Zgodnie z przepisami, jeżeli RDS w ustawowym terminie nie uzgodni wysokości minimalnego wynagrodzenia i stawki godzinowej, wówczas kwoty te ustala Rada Ministrów w drodze rozporządzenia do 15 września br. Wysokość minimalnego wynagrodzenia za pracę, a także wysokość minimalnej stawki godzinowej ustalone przez Radę Ministrów, nie mogą być jednak niższe od tych, które zostały wcześniej przedstawione Radzie Dialogu Społecznego do negocjacji.
Choć ostateczną decyzję rząd podejmie do 15 września, tak można na kanwie doświadczeń z ubiegłych lat przypuszczać, że płaca minimalna wzrośnie wprost proporcjonalnie do pierwszej propozycji polityków. Przypomnijmy, że MRPiPS wraz z resortem finansów ustaliło, że najlepszym rozwiązaniem byłoby przyznanie podwyżki najmniej zarabiającym równej 326 zł brutto miesięcznie od obecnych 4300 zł. W praktyce dałoby to zarobki wyższe o ok. 218 zł "na rękę".

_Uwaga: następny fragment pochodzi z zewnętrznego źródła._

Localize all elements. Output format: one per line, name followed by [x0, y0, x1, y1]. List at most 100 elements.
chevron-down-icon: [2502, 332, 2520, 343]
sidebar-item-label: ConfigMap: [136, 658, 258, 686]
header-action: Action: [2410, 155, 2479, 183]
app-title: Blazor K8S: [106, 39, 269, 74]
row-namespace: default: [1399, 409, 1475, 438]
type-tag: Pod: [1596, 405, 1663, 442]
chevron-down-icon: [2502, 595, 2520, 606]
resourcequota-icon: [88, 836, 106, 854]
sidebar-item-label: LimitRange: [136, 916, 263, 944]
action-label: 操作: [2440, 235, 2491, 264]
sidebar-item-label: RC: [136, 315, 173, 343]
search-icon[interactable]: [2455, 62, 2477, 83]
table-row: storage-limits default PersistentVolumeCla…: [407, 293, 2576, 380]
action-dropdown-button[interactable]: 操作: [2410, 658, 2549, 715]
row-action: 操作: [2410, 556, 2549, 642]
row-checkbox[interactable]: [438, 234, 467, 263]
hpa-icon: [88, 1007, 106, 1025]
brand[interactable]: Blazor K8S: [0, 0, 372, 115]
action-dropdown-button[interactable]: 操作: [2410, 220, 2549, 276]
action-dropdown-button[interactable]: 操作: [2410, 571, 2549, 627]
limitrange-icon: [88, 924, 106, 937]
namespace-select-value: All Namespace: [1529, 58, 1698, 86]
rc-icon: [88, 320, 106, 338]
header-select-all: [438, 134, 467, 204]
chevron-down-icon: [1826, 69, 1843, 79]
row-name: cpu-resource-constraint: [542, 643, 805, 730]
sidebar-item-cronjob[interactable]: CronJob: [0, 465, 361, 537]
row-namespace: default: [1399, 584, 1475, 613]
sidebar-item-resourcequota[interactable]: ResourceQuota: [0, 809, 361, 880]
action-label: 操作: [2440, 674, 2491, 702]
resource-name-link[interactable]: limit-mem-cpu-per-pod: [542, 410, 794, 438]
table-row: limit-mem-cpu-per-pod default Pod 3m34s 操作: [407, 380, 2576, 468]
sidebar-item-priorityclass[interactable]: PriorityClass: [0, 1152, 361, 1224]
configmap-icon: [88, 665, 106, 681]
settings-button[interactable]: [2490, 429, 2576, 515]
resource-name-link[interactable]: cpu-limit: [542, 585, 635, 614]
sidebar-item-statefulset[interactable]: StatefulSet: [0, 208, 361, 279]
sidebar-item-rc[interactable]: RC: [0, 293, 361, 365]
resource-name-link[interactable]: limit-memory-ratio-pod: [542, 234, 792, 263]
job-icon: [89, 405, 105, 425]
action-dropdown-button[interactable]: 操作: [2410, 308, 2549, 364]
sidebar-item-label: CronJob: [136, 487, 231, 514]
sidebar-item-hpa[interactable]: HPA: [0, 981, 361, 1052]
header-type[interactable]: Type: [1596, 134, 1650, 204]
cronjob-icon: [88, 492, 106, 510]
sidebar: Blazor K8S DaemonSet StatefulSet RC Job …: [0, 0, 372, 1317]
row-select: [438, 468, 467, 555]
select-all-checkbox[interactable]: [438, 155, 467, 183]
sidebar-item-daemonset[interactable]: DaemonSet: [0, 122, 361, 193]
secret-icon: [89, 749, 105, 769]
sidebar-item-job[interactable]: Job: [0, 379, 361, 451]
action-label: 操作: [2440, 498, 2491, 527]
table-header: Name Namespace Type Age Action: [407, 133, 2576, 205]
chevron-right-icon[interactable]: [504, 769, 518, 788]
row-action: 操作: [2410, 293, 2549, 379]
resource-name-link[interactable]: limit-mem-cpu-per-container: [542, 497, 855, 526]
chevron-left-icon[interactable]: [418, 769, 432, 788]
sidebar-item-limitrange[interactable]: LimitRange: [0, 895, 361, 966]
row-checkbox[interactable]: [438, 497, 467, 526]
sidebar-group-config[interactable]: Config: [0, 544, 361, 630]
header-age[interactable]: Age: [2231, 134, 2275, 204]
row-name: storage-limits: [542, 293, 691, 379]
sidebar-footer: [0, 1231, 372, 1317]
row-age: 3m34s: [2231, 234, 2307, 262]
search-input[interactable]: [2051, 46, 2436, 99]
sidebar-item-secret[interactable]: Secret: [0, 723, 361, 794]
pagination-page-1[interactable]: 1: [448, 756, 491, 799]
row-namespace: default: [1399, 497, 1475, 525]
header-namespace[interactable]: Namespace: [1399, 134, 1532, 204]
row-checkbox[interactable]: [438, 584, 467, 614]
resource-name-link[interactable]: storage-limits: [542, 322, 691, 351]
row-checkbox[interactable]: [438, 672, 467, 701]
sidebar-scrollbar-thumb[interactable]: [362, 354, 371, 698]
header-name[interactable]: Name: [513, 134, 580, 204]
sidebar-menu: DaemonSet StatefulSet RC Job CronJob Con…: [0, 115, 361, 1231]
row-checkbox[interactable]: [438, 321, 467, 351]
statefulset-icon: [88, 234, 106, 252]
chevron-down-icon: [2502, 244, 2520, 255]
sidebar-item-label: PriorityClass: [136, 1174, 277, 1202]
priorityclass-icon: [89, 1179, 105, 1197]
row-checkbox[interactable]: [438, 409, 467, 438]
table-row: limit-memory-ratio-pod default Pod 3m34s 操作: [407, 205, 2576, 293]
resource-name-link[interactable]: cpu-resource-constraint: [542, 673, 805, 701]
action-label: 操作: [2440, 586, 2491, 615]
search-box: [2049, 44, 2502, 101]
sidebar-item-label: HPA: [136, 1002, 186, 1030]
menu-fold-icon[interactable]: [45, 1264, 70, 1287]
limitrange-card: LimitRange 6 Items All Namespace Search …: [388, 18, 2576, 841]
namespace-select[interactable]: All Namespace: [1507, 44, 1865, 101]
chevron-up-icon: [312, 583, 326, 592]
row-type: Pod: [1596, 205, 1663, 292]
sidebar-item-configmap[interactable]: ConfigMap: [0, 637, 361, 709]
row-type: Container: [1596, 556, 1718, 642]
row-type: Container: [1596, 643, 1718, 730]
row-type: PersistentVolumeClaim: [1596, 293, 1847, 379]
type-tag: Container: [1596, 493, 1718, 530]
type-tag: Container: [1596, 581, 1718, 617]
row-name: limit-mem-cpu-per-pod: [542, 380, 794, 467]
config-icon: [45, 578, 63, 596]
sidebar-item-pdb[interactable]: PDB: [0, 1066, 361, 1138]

Takie przypuszczenia są oparte o podobne sytuacje z ostatnich lat, kiedy to propozycje rządu również nie spotykały akceptacji przedstawicieli pracodawców, którzy podkreślali zbyt szybkie tempo podwyżek. Należy przy tym pamiętać, że na przestrzeni 2019 a 2023 roku płaca minimalna w Polsce niemal się podwoiła. Przed pięcioma laty wynosiła 2250 zł brutto.
Ponadto decyzji rządu będzie towarzyszyć także projekt rozporządzenia w sprawie płacy minimalnej. W tym dokumencie zostaną wskazane m.in. wypływ wzrostu świadczenia na rynek pracy oraz na poszczególne sektory. A to o tyle ciekawe, że co roku grono osób zarabiających najniższą krajową stale rośnie. Po tegorocznych zmianach minimalne wynagrodzenie otrzymuje blisko 3,6 mln pracowników. Jeszcze w 2023 r. było to 3 mln, w 2022 r. 2,7 mln, natomiast w 2021 r. 1,6 mln osób.
Warto też pamiętać, że wysokość minimalnego wynagrodzenia jest ważna nie tylko dla pracodawców, którzy zatrudniają na takich warunkach swoich pracowników. Koszt podwyżki ponoszą także m.in. jednoosobowe firmy, ponieważ wraz z najniższą pensją rosną składki odprowadzane do ZUS i podatek PIT.
Ministra Agnieszka Dziemianowicz-Bąk podczas posiedzenia RDS poinformowała, że w jej resorcie równolegle trwają prace nad wdrożeniem unijnej dyrektywy o minimalnych, adekwatnych wynagrodzeniach w Unii Europejskiej.
- Ministerstwo Rodziny, Pracy i Polityki Społecznej skierowało wniosek o wpis do wykazu prac legislacyjnych rządu i jesteśmy gotowi do dalszych prac, do konsultacji i do uzgodnień nad przedmiotowym projektem. Spodziewamy się, że w najbliższym czasie do tego dojdzie, mając na względzie datę listopadową konieczności wdrożenia wspomnianej dyrektywy - zapowiedziała szefowa MRPiPS.
Dodała, że w tym projekcie będzie uregulowana kwestia związaną z wartością referencyjną wzrostu płacy minimalnej, czyli kierunkowego wskaźnika relacji płacy minimalnej do przeciętnego wynagrodzenia.
Zgodnie z zapisami dyrektywy państwa członkowskie są zobowiązane do dokonywania oceny adekwatności minimalnego wynagrodzenia. W tym celu muszą wybrać jedną lub kilka "orientacyjnych wartości referencyjnych". Przykładowo może to być np. 60 proc. mediany wynagrodzeń, 50 proc. przeciętnego wynagrodzenia (na poziomie międzynarodowym lub na poziomie krajowym).